Mantou comes frm Turkic, just as the filled dumpling itself is probably from Central Asia. There are cognates of the word all over Asia.

But the folk etymology tells a different story.
In the folk etymology, 馒头 comes frm 蠻頭, which is to say "southern barbarian head" ("Man" is a historical derogatory term for non-Han ppls to the south).

诸葛亮 (Zhuge Liang) was needing to cross a river that demanded the a sacrifice of 50 barbarian heads.
But using his smarts, he made these huge meat filled buns that merely LOOKED like heads and thus tricked the river gods/ local barbarians/ superstitious soldiers.

Variants involve barbarian head buns being part of evil demon feasts or being a cure for mundane upset stomachs.
I suppose on some level the obfuscation of the Turkic roots of the word fascinates me? Because it reenforces a certain idea of Chinese-ness, conveniently explaining a word that doesn't "belong".

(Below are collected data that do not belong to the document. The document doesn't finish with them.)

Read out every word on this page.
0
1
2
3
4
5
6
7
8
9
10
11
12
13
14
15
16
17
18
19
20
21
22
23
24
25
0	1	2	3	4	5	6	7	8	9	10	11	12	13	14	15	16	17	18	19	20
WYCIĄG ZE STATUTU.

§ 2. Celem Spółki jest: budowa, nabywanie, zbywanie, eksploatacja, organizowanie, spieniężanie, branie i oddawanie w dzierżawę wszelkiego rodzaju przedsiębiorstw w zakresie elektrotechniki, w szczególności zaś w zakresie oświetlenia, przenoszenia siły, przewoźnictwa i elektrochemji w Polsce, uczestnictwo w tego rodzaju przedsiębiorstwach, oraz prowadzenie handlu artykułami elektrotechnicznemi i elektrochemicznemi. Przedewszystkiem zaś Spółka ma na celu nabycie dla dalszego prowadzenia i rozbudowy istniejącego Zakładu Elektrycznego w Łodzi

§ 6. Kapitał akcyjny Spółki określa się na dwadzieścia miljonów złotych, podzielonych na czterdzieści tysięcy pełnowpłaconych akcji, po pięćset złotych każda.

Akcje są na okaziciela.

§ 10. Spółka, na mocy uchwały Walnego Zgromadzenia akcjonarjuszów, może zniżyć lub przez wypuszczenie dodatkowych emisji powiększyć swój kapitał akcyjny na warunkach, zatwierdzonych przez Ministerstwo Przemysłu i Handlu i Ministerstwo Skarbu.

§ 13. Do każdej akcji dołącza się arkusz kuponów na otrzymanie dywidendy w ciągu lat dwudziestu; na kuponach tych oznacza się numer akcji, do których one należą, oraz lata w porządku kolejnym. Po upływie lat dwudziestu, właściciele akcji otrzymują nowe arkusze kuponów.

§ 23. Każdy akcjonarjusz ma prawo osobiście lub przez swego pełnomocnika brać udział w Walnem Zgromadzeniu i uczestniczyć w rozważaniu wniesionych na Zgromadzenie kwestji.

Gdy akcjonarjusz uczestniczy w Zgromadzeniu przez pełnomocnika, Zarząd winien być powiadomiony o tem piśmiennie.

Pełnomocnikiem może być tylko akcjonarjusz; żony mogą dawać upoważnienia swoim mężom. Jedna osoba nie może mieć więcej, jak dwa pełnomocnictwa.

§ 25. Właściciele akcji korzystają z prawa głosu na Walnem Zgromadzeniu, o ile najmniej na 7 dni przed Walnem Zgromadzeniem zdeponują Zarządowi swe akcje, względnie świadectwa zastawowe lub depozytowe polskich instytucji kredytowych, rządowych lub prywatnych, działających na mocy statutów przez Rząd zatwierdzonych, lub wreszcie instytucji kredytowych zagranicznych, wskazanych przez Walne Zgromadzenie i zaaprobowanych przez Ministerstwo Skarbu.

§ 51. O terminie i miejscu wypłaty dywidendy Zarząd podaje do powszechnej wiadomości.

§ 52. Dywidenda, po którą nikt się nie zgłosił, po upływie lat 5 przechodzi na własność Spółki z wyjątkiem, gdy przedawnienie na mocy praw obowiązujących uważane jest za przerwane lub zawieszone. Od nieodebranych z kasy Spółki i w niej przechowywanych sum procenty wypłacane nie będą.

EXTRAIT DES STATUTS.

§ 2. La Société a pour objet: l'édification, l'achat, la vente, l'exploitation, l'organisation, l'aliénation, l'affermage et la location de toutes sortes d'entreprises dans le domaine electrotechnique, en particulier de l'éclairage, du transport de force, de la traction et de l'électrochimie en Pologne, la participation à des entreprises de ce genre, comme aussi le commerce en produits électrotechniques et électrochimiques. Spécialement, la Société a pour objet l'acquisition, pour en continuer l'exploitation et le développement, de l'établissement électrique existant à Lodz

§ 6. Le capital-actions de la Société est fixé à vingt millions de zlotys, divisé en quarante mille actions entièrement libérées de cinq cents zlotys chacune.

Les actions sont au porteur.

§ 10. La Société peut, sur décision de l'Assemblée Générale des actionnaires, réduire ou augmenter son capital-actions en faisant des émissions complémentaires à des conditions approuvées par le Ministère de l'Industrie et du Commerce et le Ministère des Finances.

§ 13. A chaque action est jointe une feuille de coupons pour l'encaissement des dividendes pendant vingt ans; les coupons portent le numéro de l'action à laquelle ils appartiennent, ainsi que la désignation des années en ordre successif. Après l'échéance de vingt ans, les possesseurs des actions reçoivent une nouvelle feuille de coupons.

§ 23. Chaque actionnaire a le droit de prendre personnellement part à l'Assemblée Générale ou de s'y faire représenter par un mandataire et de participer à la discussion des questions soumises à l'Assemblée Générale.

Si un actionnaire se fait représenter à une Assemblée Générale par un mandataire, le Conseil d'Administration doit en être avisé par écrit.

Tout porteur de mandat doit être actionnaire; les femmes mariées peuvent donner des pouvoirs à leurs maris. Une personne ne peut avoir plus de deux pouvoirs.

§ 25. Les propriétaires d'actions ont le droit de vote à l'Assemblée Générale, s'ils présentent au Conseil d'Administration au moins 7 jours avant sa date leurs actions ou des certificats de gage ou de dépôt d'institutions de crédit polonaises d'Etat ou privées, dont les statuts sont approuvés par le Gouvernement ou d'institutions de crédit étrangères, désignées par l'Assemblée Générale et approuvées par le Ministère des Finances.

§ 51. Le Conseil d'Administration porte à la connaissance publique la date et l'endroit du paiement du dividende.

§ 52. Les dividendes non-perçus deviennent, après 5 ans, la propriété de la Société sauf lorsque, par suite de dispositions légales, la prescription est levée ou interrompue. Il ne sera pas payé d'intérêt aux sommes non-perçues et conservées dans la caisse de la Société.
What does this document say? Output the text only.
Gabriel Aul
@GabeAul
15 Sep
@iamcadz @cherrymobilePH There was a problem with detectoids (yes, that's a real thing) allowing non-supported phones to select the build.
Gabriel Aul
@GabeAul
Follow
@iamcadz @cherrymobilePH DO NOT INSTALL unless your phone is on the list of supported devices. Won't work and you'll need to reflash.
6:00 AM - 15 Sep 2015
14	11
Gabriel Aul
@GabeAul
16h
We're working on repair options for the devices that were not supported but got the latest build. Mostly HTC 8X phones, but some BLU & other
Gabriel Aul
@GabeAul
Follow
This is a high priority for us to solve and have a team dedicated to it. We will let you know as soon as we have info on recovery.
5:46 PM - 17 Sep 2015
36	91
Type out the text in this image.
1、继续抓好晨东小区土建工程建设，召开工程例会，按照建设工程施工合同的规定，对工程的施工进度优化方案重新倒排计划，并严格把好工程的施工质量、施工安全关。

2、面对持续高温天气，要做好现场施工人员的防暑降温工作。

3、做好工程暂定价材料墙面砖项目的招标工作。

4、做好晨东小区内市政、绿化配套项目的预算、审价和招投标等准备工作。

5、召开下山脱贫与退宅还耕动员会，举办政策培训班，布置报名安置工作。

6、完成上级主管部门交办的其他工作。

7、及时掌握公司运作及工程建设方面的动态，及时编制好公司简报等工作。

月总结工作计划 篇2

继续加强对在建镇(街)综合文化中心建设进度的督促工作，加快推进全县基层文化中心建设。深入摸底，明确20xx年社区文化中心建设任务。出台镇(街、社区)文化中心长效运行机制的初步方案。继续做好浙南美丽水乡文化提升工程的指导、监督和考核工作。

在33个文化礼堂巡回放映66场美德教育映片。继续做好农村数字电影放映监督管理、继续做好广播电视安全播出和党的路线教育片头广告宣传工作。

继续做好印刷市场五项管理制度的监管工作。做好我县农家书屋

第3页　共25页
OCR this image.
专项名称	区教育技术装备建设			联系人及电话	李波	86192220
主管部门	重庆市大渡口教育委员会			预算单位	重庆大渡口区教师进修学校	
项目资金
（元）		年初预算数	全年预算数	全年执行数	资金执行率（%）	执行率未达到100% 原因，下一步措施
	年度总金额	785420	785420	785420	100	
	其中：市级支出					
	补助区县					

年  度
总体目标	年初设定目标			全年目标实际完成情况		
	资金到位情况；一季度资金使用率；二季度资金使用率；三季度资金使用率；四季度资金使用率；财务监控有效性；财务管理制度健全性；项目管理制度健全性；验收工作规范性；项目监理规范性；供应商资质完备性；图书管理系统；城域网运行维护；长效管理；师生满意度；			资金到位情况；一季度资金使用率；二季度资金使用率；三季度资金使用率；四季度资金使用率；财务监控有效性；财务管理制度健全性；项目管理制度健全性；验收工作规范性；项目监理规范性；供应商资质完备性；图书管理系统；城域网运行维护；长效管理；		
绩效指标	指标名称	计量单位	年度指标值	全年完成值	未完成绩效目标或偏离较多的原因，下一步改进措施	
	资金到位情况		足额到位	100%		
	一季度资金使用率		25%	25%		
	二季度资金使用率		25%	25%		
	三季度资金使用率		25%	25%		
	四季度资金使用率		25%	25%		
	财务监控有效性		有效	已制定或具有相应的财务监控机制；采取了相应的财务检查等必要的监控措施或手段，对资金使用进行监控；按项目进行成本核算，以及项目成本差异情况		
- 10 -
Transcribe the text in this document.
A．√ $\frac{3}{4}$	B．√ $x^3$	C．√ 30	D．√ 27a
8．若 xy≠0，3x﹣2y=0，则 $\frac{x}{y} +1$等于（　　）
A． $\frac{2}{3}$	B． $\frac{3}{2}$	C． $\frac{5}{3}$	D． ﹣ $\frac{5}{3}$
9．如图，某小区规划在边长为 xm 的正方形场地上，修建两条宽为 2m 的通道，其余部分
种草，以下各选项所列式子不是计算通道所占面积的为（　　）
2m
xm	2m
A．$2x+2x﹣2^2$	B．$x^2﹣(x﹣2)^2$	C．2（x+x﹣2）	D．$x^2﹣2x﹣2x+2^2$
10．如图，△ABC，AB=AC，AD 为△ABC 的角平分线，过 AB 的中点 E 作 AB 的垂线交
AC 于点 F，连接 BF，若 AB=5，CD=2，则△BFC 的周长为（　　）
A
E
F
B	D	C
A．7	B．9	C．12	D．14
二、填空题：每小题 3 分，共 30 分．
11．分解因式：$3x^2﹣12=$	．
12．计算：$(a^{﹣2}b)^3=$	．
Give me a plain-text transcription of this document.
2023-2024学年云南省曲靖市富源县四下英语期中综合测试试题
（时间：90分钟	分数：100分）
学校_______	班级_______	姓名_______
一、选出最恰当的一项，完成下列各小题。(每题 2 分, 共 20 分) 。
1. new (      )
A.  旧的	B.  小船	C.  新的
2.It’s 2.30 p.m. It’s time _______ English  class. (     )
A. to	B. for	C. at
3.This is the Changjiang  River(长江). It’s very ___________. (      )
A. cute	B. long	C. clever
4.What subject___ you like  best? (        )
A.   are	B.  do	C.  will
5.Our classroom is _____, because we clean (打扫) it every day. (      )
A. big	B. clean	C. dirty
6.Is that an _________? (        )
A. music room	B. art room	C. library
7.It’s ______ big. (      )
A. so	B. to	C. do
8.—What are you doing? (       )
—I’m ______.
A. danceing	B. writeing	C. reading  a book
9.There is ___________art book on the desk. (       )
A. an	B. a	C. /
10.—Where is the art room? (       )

I stress that this is of course an not intentional misinformation thing.
But there are a lot of things that I grew up being told are quintessentially and wholly Chinese which just, well, they are Chinese, but they're also many other things.

Mulan being the example that always comes to mind. The oldest surviving ballad of Mulan is Turkic.
Even the name 木兰, meaning magnolia, is likely a phonetic borrowing from Turkic and has been speculated to originally mean cosmic deer of some kind.

And like, each of of these individually is a curiosity.

Taken together, they form a pattern.